W marcu 1965 r. Norwegia porozumiała się z Danią i Wielką Brytanią w sprawie rozgraniczenia szelfu kontynentalnego zgodnie z zasadą mediany. Pierwszy przetarg ogłoszono 13 kwietnia 1965 r. W wyniku jego rozstrzygnięcia pojedynczym spółkom naftowym i grupom spółek przyznano 22 koncesje wydobywcze, obejmujące w sumie 78 bloków. Koncesje dawały ich posiadaczom wyłączne prawo do prowadzenia poszukiwań, wierceń i wydobycia surowca na objętych nimi obszarach. Pierwszy odwiert wykonano latem 1966 r., okazał się on jednak negatywny (nie stwierdzono w nim występowania węglowodorów).
Nowe zasady
W początkowym okresie w pracach poszukiwawczych u wybrzeży Norwegii prym wiodły spółki zagraniczne, które zagospodarowały pierwsze złoża ropy i gazu w tym kraju. W 1971 r. norweski parlament, Storting, sformułował 10 przykazań dla rodzącej się branży naftowej, z których najważniejsze stanowiły, że:
- wszelkie prace prowadzone na Norweskim Szelfie Kontynentalnym poddane będą kontroli państwa;
- zasoby węglowodorów będą zagospodarowywane w sposób zapewniający państwu norweskiemu samowystarczalność naftową;
- na bazie zasobów węglowodorów utworzona zostanie nowa gałąź przemysłu;
- działalność nowo powstałego przemysłu naftowego winna być prowadzona z poszanowaniem natury i środowiska naturalnego;
- spalanie gazu dozwolone będzie jedynie w ograniczonych okresach;
- państwo będzie uczestniczyć we wszystkich aspektach działalności związanej z zasobami węglowodorów;
- utworzona zostanie państwowa spółka naftowa, która będzie współpracować z zagranicznymi spółkami z branży naftowej.

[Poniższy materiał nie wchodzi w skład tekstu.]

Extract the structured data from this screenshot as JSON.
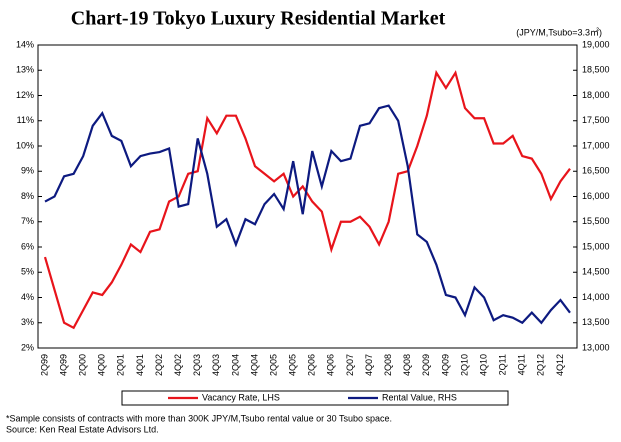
{
  "chart_data": {
    "type": "line",
    "title": "Chart-19 Tokyo Luxury Residential Market",
    "unit_label": "(JPY/M,Tsubo=3.3㎡)",
    "categories": [
      "2Q99",
      null,
      "4Q99",
      null,
      "2Q00",
      null,
      "4Q00",
      null,
      "2Q01",
      null,
      "4Q01",
      null,
      "2Q02",
      null,
      "4Q02",
      null,
      "2Q03",
      null,
      "4Q03",
      null,
      "2Q04",
      null,
      "4Q04",
      null,
      "2Q05",
      null,
      "4Q05",
      null,
      "2Q06",
      null,
      "4Q06",
      null,
      "2Q07",
      null,
      "4Q07",
      null,
      "2Q08",
      null,
      "4Q08",
      null,
      "2Q09",
      null,
      "4Q09",
      null,
      "2Q10",
      null,
      "4Q10",
      null,
      "2Q11",
      null,
      "4Q11",
      null,
      "2Q12",
      null,
      "4Q12",
      null
    ],
    "series": [
      {
        "name": "Vacancy Rate, LHS",
        "color": "#e8141b",
        "axis": "y",
        "values": [
          5.6,
          4.3,
          3.0,
          2.8,
          3.5,
          4.2,
          4.1,
          4.6,
          5.3,
          6.1,
          5.8,
          6.6,
          6.7,
          7.8,
          8.0,
          8.9,
          9.0,
          11.1,
          10.5,
          11.2,
          11.2,
          10.3,
          9.2,
          8.9,
          8.6,
          8.9,
          8.0,
          8.4,
          7.8,
          7.4,
          5.9,
          7.0,
          7.0,
          7.2,
          6.8,
          6.1,
          7.0,
          8.9,
          9.0,
          10.0,
          11.2,
          12.9,
          12.3,
          12.9,
          11.5,
          11.1,
          11.1,
          10.1,
          10.1,
          10.4,
          9.6,
          9.5,
          8.9,
          7.9,
          8.6,
          9.1
        ]
      },
      {
        "name": "Rental Value, RHS",
        "color": "#0d1a80",
        "axis": "y2",
        "values": [
          15900,
          16000,
          16400,
          16450,
          16800,
          17400,
          17650,
          17200,
          17100,
          16600,
          16800,
          16850,
          16880,
          16950,
          15800,
          15850,
          17150,
          16450,
          15400,
          15550,
          15050,
          15550,
          15450,
          15850,
          16050,
          15750,
          16700,
          15650,
          16900,
          16200,
          16900,
          16700,
          16750,
          17400,
          17450,
          17750,
          17800,
          17500,
          16600,
          15250,
          15100,
          14650,
          14050,
          14000,
          13650,
          14200,
          14000,
          13550,
          13650,
          13600,
          13500,
          13700,
          13500,
          13750,
          13950,
          13700
        ]
      }
    ],
    "ylim": [
      2,
      14
    ],
    "yticks": [
      {
        "value": 2,
        "label": "2%"
      },
      {
        "value": 3,
        "label": "3%"
      },
      {
        "value": 4,
        "label": "4%"
      },
      {
        "value": 5,
        "label": "5%"
      },
      {
        "value": 6,
        "label": "6%"
      },
      {
        "value": 7,
        "label": "7%"
      },
      {
        "value": 8,
        "label": "8%"
      },
      {
        "value": 9,
        "label": "9%"
      },
      {
        "value": 10,
        "label": "10%"
      },
      {
        "value": 11,
        "label": "11%"
      },
      {
        "value": 12,
        "label": "12%"
      },
      {
        "value": 13,
        "label": "13%"
      },
      {
        "value": 14,
        "label": "14%"
      }
    ],
    "y2lim": [
      13000,
      19000
    ],
    "y2ticks": [
      {
        "value": 13000,
        "label": "13,000"
      },
      {
        "value": 13500,
        "label": "13,500"
      },
      {
        "value": 14000,
        "label": "14,000"
      },
      {
        "value": 14500,
        "label": "14,500"
      },
      {
        "value": 15000,
        "label": "15,000"
      },
      {
        "value": 15500,
        "label": "15,500"
      },
      {
        "value": 16000,
        "label": "16,000"
      },
      {
        "value": 16500,
        "label": "16,500"
      },
      {
        "value": 17000,
        "label": "17,000"
      },
      {
        "value": 17500,
        "label": "17,500"
      },
      {
        "value": 18000,
        "label": "18,000"
      },
      {
        "value": 18500,
        "label": "18,500"
      },
      {
        "value": 19000,
        "label": "19,000"
      }
    ],
    "grid": false,
    "legend": "bottom",
    "notes": [
      "*Sample consists of contracts with more than 300K JPY/M,Tsubo rental value or 30 Tsubo space.",
      "Source: Ken Real Estate Advisors Ltd."
    ]
  }
}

Mając na względzie powyższe zalecenia, zweryfikowano strukturę zarządzania działalnością branży naftowej i postanowiono podzielić ją na następujące funkcje:
- centralna funkcja kontrolna: określenie oficjalnej polityki – zadanie, które siłą rzeczy należy do kompetencji właściwego ministerstwa, poza sprawami zastrzeżonymi do kompetencji rządu oraz parlamentu (obecnie Ministerstwa ds. Węglowodorów i Energii);
- funkcja administracyjna: administracja, kontrola i nadzór;
- funkcja biznesowa: działalność gospodarcza, wynikająca przede wszystkim z udziału państwa w koncesjach wydobywczych.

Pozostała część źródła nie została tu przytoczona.